Williams sought actual and punitive damages for the incidents involving his cell lights, claiming Horner impeded his ability to do legal work, in violation of Williams’s First Amendment rights, and denied him a basic necessity of life in violation of the Eighth Amendment. Williams also claimed that by issuing a disciplinary charge in retaliation for filing grievances, Horner violated the First and Fourteenth Amendments, and that calling Williams a snitch subjected him to a substantial risk of harm by other inmates in violation of the Eighth Amendment.

The magistrate recommended dismissing Williams’s claims under 28 U.S.C. § 1915A. Over Williams’s objection, the district court adopted the magistrate’s recommendation and dismissed the complaint with prejudice for failure to state a claim on all counts. This appeal followed.

This court reviews de novo a section 1915A dismissal for failure to state a claim. See Cooper v. Schriro, 189 F.3d 781, 783 (8th Cir.1999) (per curiam).

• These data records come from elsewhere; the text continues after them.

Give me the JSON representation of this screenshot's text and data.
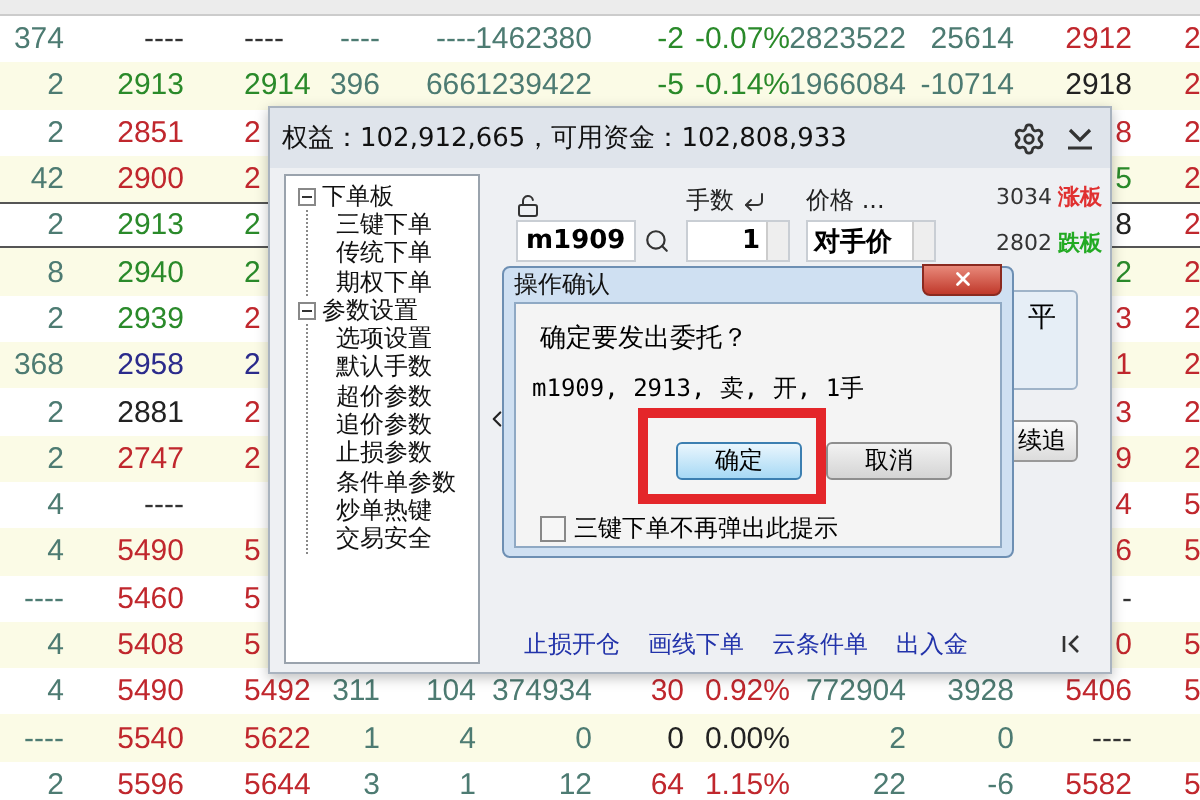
{
  "quote_table": {
    "rows": [
      {
        "selected": false,
        "cells": [
          {
            "text": "374",
            "color": "#4d7b72"
          },
          {
            "text": "----",
            "color": "#333333"
          },
          {
            "text": "----",
            "color": "#333333"
          },
          {
            "text": "----",
            "color": "#4d7b72"
          },
          {
            "text": "----",
            "color": "#4d7b72"
          },
          {
            "text": "1462380",
            "color": "#4d7b72"
          },
          {
            "text": "-2",
            "color": "#2a8a2a"
          },
          {
            "text": "-0.07%",
            "color": "#2a8a2a"
          },
          {
            "text": "2823522",
            "color": "#4d7b72"
          },
          {
            "text": "25614",
            "color": "#4d7b72"
          },
          {
            "text": "2912",
            "color": "#c0272d"
          },
          {
            "text": "2",
            "color": "#c0272d"
          }
        ]
      },
      {
        "selected": false,
        "cells": [
          {
            "text": "2",
            "color": "#4d7b72"
          },
          {
            "text": "2913",
            "color": "#2a8a2a"
          },
          {
            "text": "2914",
            "color": "#2a8a2a"
          },
          {
            "text": "396",
            "color": "#4d7b72"
          },
          {
            "text": "666",
            "color": "#4d7b72"
          },
          {
            "text": "1239422",
            "color": "#4d7b72"
          },
          {
            "text": "-5",
            "color": "#2a8a2a"
          },
          {
            "text": "-0.14%",
            "color": "#2a8a2a"
          },
          {
            "text": "1966084",
            "color": "#4d7b72"
          },
          {
            "text": "-10714",
            "color": "#4d7b72"
          },
          {
            "text": "2918",
            "color": "#222222"
          },
          {
            "text": "2",
            "color": "#c0272d"
          }
        ]
      },
      {
        "selected": false,
        "cells": [
          {
            "text": "2",
            "color": "#4d7b72"
          },
          {
            "text": "2851",
            "color": "#c0272d"
          },
          {
            "text": "2",
            "color": "#c0272d"
          },
          "",
          "",
          "",
          "",
          "",
          "",
          "",
          {
            "text": "8",
            "color": "#c0272d"
          },
          {
            "text": "2",
            "color": "#c0272d"
          }
        ]
      },
      {
        "selected": false,
        "cells": [
          {
            "text": "42",
            "color": "#4d7b72"
          },
          {
            "text": "2900",
            "color": "#c0272d"
          },
          {
            "text": "2",
            "color": "#c0272d"
          },
          "",
          "",
          "",
          "",
          "",
          "",
          "",
          {
            "text": "5",
            "color": "#2a8a2a"
          },
          {
            "text": "2",
            "color": "#c0272d"
          }
        ]
      },
      {
        "selected": true,
        "cells": [
          {
            "text": "2",
            "color": "#4d7b72"
          },
          {
            "text": "2913",
            "color": "#2a8a2a"
          },
          {
            "text": "2",
            "color": "#2a8a2a"
          },
          "",
          "",
          "",
          "",
          "",
          "",
          "",
          {
            "text": "8",
            "color": "#222222"
          },
          {
            "text": "2",
            "color": "#c0272d"
          }
        ]
      },
      {
        "selected": false,
        "cells": [
          {
            "text": "8",
            "color": "#4d7b72"
          },
          {
            "text": "2940",
            "color": "#2a8a2a"
          },
          {
            "text": "2",
            "color": "#2a8a2a"
          },
          "",
          "",
          "",
          "",
          "",
          "",
          "",
          {
            "text": "2",
            "color": "#2a8a2a"
          },
          {
            "text": "2",
            "color": "#c0272d"
          }
        ]
      },
      {
        "selected": false,
        "cells": [
          {
            "text": "2",
            "color": "#4d7b72"
          },
          {
            "text": "2939",
            "color": "#2a8a2a"
          },
          {
            "text": "2",
            "color": "#c0272d"
          },
          "",
          "",
          "",
          "",
          "",
          "",
          "",
          {
            "text": "3",
            "color": "#c0272d"
          },
          {
            "text": "2",
            "color": "#c0272d"
          }
        ]
      },
      {
        "selected": false,
        "cells": [
          {
            "text": "368",
            "color": "#4d7b72"
          },
          {
            "text": "2958",
            "color": "#2b2b8c"
          },
          {
            "text": "2",
            "color": "#2b2b8c"
          },
          "",
          "",
          "",
          "",
          "",
          "",
          "",
          {
            "text": "1",
            "color": "#c0272d"
          },
          {
            "text": "2",
            "color": "#c0272d"
          }
        ]
      },
      {
        "selected": false,
        "cells": [
          {
            "text": "2",
            "color": "#4d7b72"
          },
          {
            "text": "2881",
            "color": "#222222"
          },
          {
            "text": "2",
            "color": "#c0272d"
          },
          "",
          "",
          "",
          "",
          "",
          "",
          "",
          {
            "text": "3",
            "color": "#c0272d"
          },
          {
            "text": "2",
            "color": "#c0272d"
          }
        ]
      },
      {
        "selected": false,
        "cells": [
          {
            "text": "2",
            "color": "#4d7b72"
          },
          {
            "text": "2747",
            "color": "#c0272d"
          },
          {
            "text": "2",
            "color": "#c0272d"
          },
          "",
          "",
          "",
          "",
          "",
          "",
          "",
          {
            "text": "9",
            "color": "#c0272d"
          },
          {
            "text": "2",
            "color": "#c0272d"
          }
        ]
      },
      {
        "selected": false,
        "cells": [
          {
            "text": "4",
            "color": "#4d7b72"
          },
          {
            "text": "----",
            "color": "#333333"
          },
          "",
          "",
          "",
          "",
          "",
          "",
          "",
          "",
          {
            "text": "4",
            "color": "#c0272d"
          },
          {
            "text": "5",
            "color": "#c0272d"
          }
        ]
      },
      {
        "selected": false,
        "cells": [
          {
            "text": "4",
            "color": "#4d7b72"
          },
          {
            "text": "5490",
            "color": "#c0272d"
          },
          {
            "text": "5",
            "color": "#c0272d"
          },
          "",
          "",
          "",
          "",
          "",
          "",
          "",
          {
            "text": "6",
            "color": "#c0272d"
          },
          {
            "text": "5",
            "color": "#c0272d"
          }
        ]
      },
      {
        "selected": false,
        "cells": [
          {
            "text": "----",
            "color": "#4d7b72"
          },
          {
            "text": "5460",
            "color": "#c0272d"
          },
          {
            "text": "5",
            "color": "#c0272d"
          },
          "",
          "",
          "",
          "",
          "",
          "",
          "",
          {
            "text": "-",
            "color": "#333333"
          }
        ]
      },
      {
        "selected": false,
        "cells": [
          {
            "text": "4",
            "color": "#4d7b72"
          },
          {
            "text": "5408",
            "color": "#c0272d"
          },
          {
            "text": "5",
            "color": "#c0272d"
          },
          "",
          "",
          "",
          "",
          "",
          "",
          "",
          {
            "text": "0",
            "color": "#c0272d"
          },
          {
            "text": "5",
            "color": "#c0272d"
          }
        ]
      },
      {
        "selected": false,
        "cells": [
          {
            "text": "4",
            "color": "#4d7b72"
          },
          {
            "text": "5490",
            "color": "#c0272d"
          },
          {
            "text": "5492",
            "color": "#c0272d"
          },
          {
            "text": "311",
            "color": "#4d7b72"
          },
          {
            "text": "104",
            "color": "#4d7b72"
          },
          {
            "text": "374934",
            "color": "#4d7b72"
          },
          {
            "text": "30",
            "color": "#c0272d"
          },
          {
            "text": "0.92%",
            "color": "#c0272d"
          },
          {
            "text": "772904",
            "color": "#4d7b72"
          },
          {
            "text": "3928",
            "color": "#4d7b72"
          },
          {
            "text": "5406",
            "color": "#c0272d"
          },
          {
            "text": "5",
            "color": "#c0272d"
          }
        ]
      },
      {
        "selected": false,
        "cells": [
          {
            "text": "----",
            "color": "#4d7b72"
          },
          {
            "text": "5540",
            "color": "#c0272d"
          },
          {
            "text": "5622",
            "color": "#c0272d"
          },
          {
            "text": "1",
            "color": "#4d7b72"
          },
          {
            "text": "4",
            "color": "#4d7b72"
          },
          {
            "text": "0",
            "color": "#4d7b72"
          },
          {
            "text": "0",
            "color": "#222222"
          },
          {
            "text": "0.00%",
            "color": "#222222"
          },
          {
            "text": "2",
            "color": "#4d7b72"
          },
          {
            "text": "0",
            "color": "#4d7b72"
          },
          {
            "text": "----",
            "color": "#333333"
          }
        ]
      },
      {
        "selected": false,
        "cells": [
          {
            "text": "2",
            "color": "#4d7b72"
          },
          {
            "text": "5596",
            "color": "#c0272d"
          },
          {
            "text": "5644",
            "color": "#c0272d"
          },
          {
            "text": "3",
            "color": "#4d7b72"
          },
          {
            "text": "1",
            "color": "#4d7b72"
          },
          {
            "text": "12",
            "color": "#4d7b72"
          },
          {
            "text": "64",
            "color": "#c0272d"
          },
          {
            "text": "1.15%",
            "color": "#c0272d"
          },
          {
            "text": "22",
            "color": "#4d7b72"
          },
          {
            "text": "-6",
            "color": "#4d7b72"
          },
          {
            "text": "5582",
            "color": "#c0272d"
          },
          {
            "text": "5",
            "color": "#c0272d"
          }
        ]
      }
    ]
  },
  "order_panel": {
    "title": "权益：102,912,665，可用资金：102,808,933",
    "tree": [
      {
        "label": "下单板",
        "expanded": true,
        "children": [
          {
            "label": "三键下单"
          },
          {
            "label": "传统下单"
          },
          {
            "label": "期权下单"
          }
        ]
      },
      {
        "label": "参数设置",
        "expanded": true,
        "children": [
          {
            "label": "选项设置"
          },
          {
            "label": "默认手数"
          },
          {
            "label": "超价参数"
          },
          {
            "label": "追价参数"
          },
          {
            "label": "止损参数"
          },
          {
            "label": "条件单参数"
          },
          {
            "label": "炒单热键"
          },
          {
            "label": "交易安全"
          }
        ]
      }
    ],
    "symbol": {
      "value": "m1909"
    },
    "qty_label": "手数",
    "qty": {
      "value": "1"
    },
    "price_label": "价格 ...",
    "price": {
      "value": "对手价"
    },
    "limits": [
      {
        "price": "3034",
        "label": "涨板",
        "color": "#e03030"
      },
      {
        "price": "2802",
        "label": "跌板",
        "color": "#22aa22"
      }
    ],
    "side_buttons": [
      {
        "kind": "panel",
        "label": "平"
      },
      {
        "kind": "button",
        "label": "续追"
      }
    ],
    "links": [
      "止损开仓",
      "画线下单",
      "云条件单",
      "出入金"
    ]
  },
  "confirm_dialog": {
    "title": "操作确认",
    "message": "确定要发出委托？",
    "detail": "m1909, 2913, 卖, 开, 1手",
    "buttons": [
      {
        "label": "确定",
        "selected": true
      },
      {
        "label": "取消",
        "selected": false
      }
    ],
    "highlight": true,
    "checkbox": {
      "label": "三键下单不再弹出此提示",
      "checked": false
    }
  }
}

The district court adopted the magistrate’s recommendation to dismiss Williams’s retaliatory discipline claim, finding Williams “was not disciplined and cannot establish the elements necessary to proceed on a retaliatory discipline claim” because the warden dismissed the disciplinary charges. However, in Dixon v. Brown, 38 F.3d 379 (8th Cir.1994), we found it was error for a district court summarily to dismiss a claim for retaliatory discipline merely because the disciplinary charge was dismissed and the inmate was not punished. “Although the filing of a false disciplinary charge is not itself actionable under § 1983, the filing of a disciplinary charge becomes actionable if done in retaliation for the inmate’s filing of a grievance.” Id. The government2 argues the mere filing of a disciplinary charge is not sufficient to chill a person of ordinary firmness from exercising a constitutional right. However, we have consistently found the filing of a disciplinary action against an inmate, if done in retaliation for the inmate’s use of the grievance procedure against prison staff, is allegation sufficient to survive dismissal at the pleading stage. See, e.g., Haynes v. Stephenson, 588 F.3d 1152, 1156 (8th Cir.2009); Farver v. Schwartz, 255 F.3d 473, 475 (8th Cir.2001); Sprouse v. Babcock, 870 F.2d 450, 452 (8th Cir.1989).

The district court also dismissed Williams’s claim that Horner violated his constitutional rights by labeling him a “snitch.” The district court analyzed the claim as an Eighth Amendment claim, but Williams’s complaint also clearly establishes the “snitch” incidents as part of Horner’s alleged retaliation for the grievances filed against him. In either case, we have found that “to falsely label an inmate *141a snitch is to unreasonably subject that inmate to the threat of a substantial risk of serious harm at the hands of his fellow inmates” under the Eighth Amendment. Irving v. Dormire, 519 F.3d 441, 451 (8th Cir.2008). Such allegations are therefore clearly sufficient to support an Eighth Amendment claim or a First Amendment retaliation claim at the pre-service analysis stage under 28 U.S.C. § 1915A.

With respect to Williams’s First and Eighth Amendment claims regarding Horner’s failure to turn on his cell lights, we summarily affirm the decision of the district court. See 8th Cir. R. 47B. However, we reverse the district court’s dismissal of Williams’s retaliatory discipline claim as well as Williams’s Eighth Amendment claim and his First Amendment retaliation claim based on Horner’s falsely labeling him a snitch in the hearing of other inmates, and we remand those claims for further proceedings.

. Williams alleged the cell lights were off on several other occasions, but it is only on these dates that Williams claimed Homer was responsible.

. The government did not respond to Williams’s original filing because the district court dismissed the complaint at the preservice stage. In the interest of judicial economy, we requested a limited response from the government on appeal.